The number of large-scale international Qatari sponsorships is very limited. The Qataris are not gamblers and they want a return on any investment and sponsorship value is all too often rather too fluffy a concept for a hard-nosed businessman. The country’s investment policy is similarly conservative. In recent years, as Europe has been gripped by economic problems, the Qataris have been buying into businesses that look like they will give them a good return. The aim is not only to generate money from a diversified portfolio, but also to acquire a little more influence in economic and political circles. Thus the country’s wealth funds have invested in solid companies such as oil giants Shell and Total, banking firms such as Barclays and Credit Suisse, utility and infrastructure businesses like Vinci, Suez Environnement, Veolia, Siemens and Spain’s Iberdrola. There has been industrial investment with Volkswagen, the mining company Xstrata, the entertainment/telecommunication firm Vivendi and media/aerospace group Lagardère. They have acquired a great deal of real estate, notably the Shard tower in London, while also putting money into luxury goods and hotel companies, such as LVMH, the jeweller Tiffany and Harrods, not to mention the Paris Saint-Germain football club.
They have not spent a lot in motor racing, outside Qatar, but that has not stopped the rumours such as the sale of Silverstone. Nothing came of it. Several F1 teams have also been mentioned as possible acquisitions for Qatar, but there is no sign of that becoming a reality.

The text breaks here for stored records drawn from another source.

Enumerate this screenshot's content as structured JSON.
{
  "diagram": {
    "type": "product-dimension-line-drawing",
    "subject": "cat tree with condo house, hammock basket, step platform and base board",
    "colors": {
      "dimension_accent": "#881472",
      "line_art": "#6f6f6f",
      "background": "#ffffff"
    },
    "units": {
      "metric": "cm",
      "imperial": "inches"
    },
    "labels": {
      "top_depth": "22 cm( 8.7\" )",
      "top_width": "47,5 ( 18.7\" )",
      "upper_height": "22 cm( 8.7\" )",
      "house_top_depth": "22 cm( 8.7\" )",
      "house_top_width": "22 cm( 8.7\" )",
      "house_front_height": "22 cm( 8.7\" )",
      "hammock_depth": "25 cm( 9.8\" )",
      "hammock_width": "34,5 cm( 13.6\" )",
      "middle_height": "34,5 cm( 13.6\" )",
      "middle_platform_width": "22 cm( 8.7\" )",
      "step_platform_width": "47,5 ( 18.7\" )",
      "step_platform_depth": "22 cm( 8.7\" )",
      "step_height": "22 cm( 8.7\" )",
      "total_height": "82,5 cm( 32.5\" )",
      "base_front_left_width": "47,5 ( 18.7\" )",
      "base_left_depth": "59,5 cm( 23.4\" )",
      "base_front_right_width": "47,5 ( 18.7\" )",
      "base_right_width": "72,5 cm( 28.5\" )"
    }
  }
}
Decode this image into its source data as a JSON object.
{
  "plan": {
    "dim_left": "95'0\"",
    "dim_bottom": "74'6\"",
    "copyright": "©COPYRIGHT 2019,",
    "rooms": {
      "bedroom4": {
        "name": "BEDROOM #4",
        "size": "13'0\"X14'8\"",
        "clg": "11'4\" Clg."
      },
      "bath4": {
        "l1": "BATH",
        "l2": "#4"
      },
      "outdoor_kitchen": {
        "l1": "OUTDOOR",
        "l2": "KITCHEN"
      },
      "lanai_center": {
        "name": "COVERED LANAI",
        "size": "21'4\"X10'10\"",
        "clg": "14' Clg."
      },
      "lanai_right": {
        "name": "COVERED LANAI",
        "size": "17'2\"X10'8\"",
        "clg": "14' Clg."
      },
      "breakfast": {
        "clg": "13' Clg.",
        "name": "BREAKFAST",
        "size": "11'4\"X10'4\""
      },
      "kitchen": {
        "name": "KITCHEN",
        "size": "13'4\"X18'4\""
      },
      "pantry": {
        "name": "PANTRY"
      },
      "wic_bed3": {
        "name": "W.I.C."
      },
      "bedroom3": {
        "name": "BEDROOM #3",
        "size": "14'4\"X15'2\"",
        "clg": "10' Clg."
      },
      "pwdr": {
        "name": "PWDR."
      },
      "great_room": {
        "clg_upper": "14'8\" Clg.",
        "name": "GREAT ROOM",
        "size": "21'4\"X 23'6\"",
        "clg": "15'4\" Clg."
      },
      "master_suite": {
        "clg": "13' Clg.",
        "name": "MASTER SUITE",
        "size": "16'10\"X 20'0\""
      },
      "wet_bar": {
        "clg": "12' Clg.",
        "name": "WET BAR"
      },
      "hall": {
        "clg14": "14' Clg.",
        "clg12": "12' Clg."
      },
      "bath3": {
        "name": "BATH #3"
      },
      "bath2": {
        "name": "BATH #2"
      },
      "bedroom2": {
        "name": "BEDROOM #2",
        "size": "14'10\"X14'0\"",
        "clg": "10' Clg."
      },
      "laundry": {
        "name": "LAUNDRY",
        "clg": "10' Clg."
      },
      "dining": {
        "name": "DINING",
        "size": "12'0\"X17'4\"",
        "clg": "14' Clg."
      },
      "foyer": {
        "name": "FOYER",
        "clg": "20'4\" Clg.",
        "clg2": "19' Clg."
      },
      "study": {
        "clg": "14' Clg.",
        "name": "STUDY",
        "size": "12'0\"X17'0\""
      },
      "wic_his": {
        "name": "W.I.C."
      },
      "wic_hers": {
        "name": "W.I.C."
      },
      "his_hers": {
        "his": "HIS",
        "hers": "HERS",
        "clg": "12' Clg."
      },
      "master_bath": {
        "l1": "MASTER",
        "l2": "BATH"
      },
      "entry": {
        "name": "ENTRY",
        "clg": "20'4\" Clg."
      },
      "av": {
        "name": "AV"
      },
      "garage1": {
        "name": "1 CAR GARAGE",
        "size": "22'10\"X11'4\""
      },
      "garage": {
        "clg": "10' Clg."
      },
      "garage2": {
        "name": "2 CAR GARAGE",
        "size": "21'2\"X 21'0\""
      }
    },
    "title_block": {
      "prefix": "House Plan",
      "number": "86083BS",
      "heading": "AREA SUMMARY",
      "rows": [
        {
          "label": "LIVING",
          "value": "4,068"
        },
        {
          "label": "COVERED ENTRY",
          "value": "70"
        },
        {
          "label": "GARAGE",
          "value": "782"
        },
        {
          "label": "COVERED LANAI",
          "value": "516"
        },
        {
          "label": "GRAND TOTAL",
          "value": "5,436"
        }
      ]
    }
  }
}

The latest rumours are that the deep-pocketed Qataris are going to buy the Excelis company, which owns the Paul Ricard complex in the south of France. This facility is a nice little business, with the circuit being booked for around 300 days a year, with its various tracks and function rooms being used by all manner of companies, in addition to racing folk. The business includes the airport, which can take Airbus A320s, and three hotels: the Résidence des Équipages; the Best Western Grand Prix Hotel and the Hotel du Castellet. Between them they offer nearly 200 rooms and various quality restaurants.
Contrary to the rumours that fly around Excelis is not owned by Bernie Ecclestone, nor by his ex-wife Slavica. It belongs to Castelet Investment Holdings Ltd, which is registered in the tax haven of Mauritius. This firm is represented by Luc Argand, the 64-year-old Swiss lawyer who is also the trustee of the Bambino Trust, the Ecclestone Family trust company. This looks after the assets that will one day belong to Bernie Ecclestone’s two daughters. Under usual trust terms, the trustees are required to deal with assets “as any prudent person of business” would do, so the decision as to whether the company should be sold would be taken by Argand, whether or not the Ecclestones agree or not.
The French media have “spun” the Qatar rumour into the idea that such a new owner would immediately agree to fund a French GP at the venue. In reality, this would only be done if it were seen as being a good investment.
At the same time, the circuit director Stéphane Clair has been saying that the track has the €30 million that it needs to host a race in 2013. That is not the story that one hears from other sources, who reckon that Ricard has only €10 million guaranteed. This comes from the various local authorities, collectives and chambers of commerce, in a consortium headed by Jacques Bianchi.There may be more cash available, as Clair claims, but the Formula One group will not be doing any deal unless there are massive guarantees.
A meeting is planned to discuss a deal this weekend in Abu Dhabi and the French will need to have all their ducks in a row if they want a race in 2013. Time is short and while they might gain a few weeks by agreeing to a race in late August, the gap on the F1 calendar that needs to be filled is in June.
If the money is there, then a race can go ahead in 2013, but if the whole project is relying on a Qatari investor leaping in at the last moment, the likelihood of a French GP is significantly reduced.